Kakak kelas di sebelahku juga menambahkan, "Iya pak, saya juga. tadi lagi buru-buru banget mangka—"

"Ah! saya gak mau denger alesan-alesan dari kalian lagi! Emang gak jelas apa di sana ada papan peringatan? Pokoknya kalian denda lima ratus ribu, ya!" sembur Pak Joko yang langsung membuat mata kami semua terbeliak.

Yang benar saja, aku tidak mempunyai uang sebesar itu di dompet atau di tabungan. Aku sudah pernah bilang 'kan kalau aku ini tipikal orang yang boros dalam masalah uang?

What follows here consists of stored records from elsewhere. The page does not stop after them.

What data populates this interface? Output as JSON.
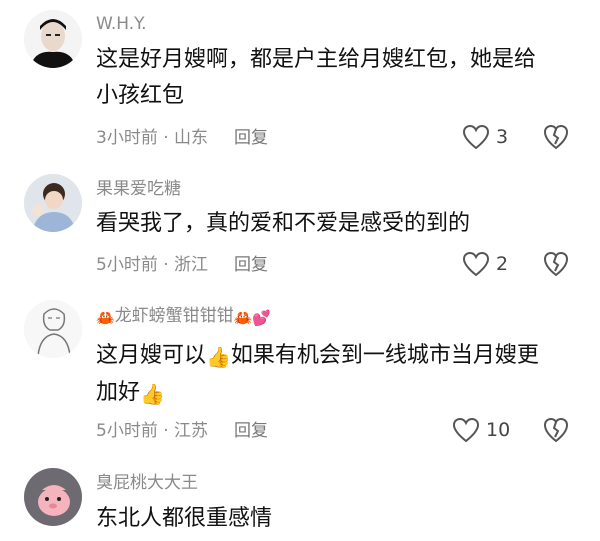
{
  "comments": [
    {
      "username": "W.H.Y.",
      "text_line1": "这是好月嫂啊，都是户主给月嫂红包，她是给",
      "text_line2": "小孩红包",
      "time": "3小时前",
      "location": "山东",
      "reply_label": "回复",
      "likes": "3"
    },
    {
      "username": "果果爱吃糖",
      "text_line1": "看哭我了，真的爱和不爱是感受的到的",
      "time": "5小时前",
      "location": "浙江",
      "reply_label": "回复",
      "likes": "2"
    },
    {
      "username_prefix_emoji": "🦀",
      "username": "龙虾螃蟹钳钳钳",
      "username_suffix_emoji": "🦀💕",
      "text_line1": "这月嫂可以",
      "emoji_a": "👍",
      "text_line1b": "如果有机会到一线城市当月嫂更",
      "text_line2": "加好",
      "emoji_b": "👍",
      "time": "5小时前",
      "location": "江苏",
      "reply_label": "回复",
      "likes": "10"
    },
    {
      "username": "臭屁桃大大王",
      "text_line1": "东北人都很重感情"
    }
  ],
  "separator": " · ",
  "colors": {
    "meta": "#8a8a8a",
    "text": "#111111",
    "icon": "#555555"
  },
  "icons": {
    "like": "heart-outline-icon",
    "dislike": "broken-heart-icon"
  }
}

"Yah, pak. Hukuman lain gak bisa gitu pak?" rajuk kakak kelas 12 tadi dengan memasang tampang melas.

"Iya, pak!" tambah kami—anak-anak yang kena hukuman juga.

"Mending lari keliling lapangan sepuluh kali deh, pak saya dari pada harus denda," celetuk salah satu anak.

"Nah, yaudah sana kalian lari sepuluh puteran, ya!" ujar Pak Joko tegas.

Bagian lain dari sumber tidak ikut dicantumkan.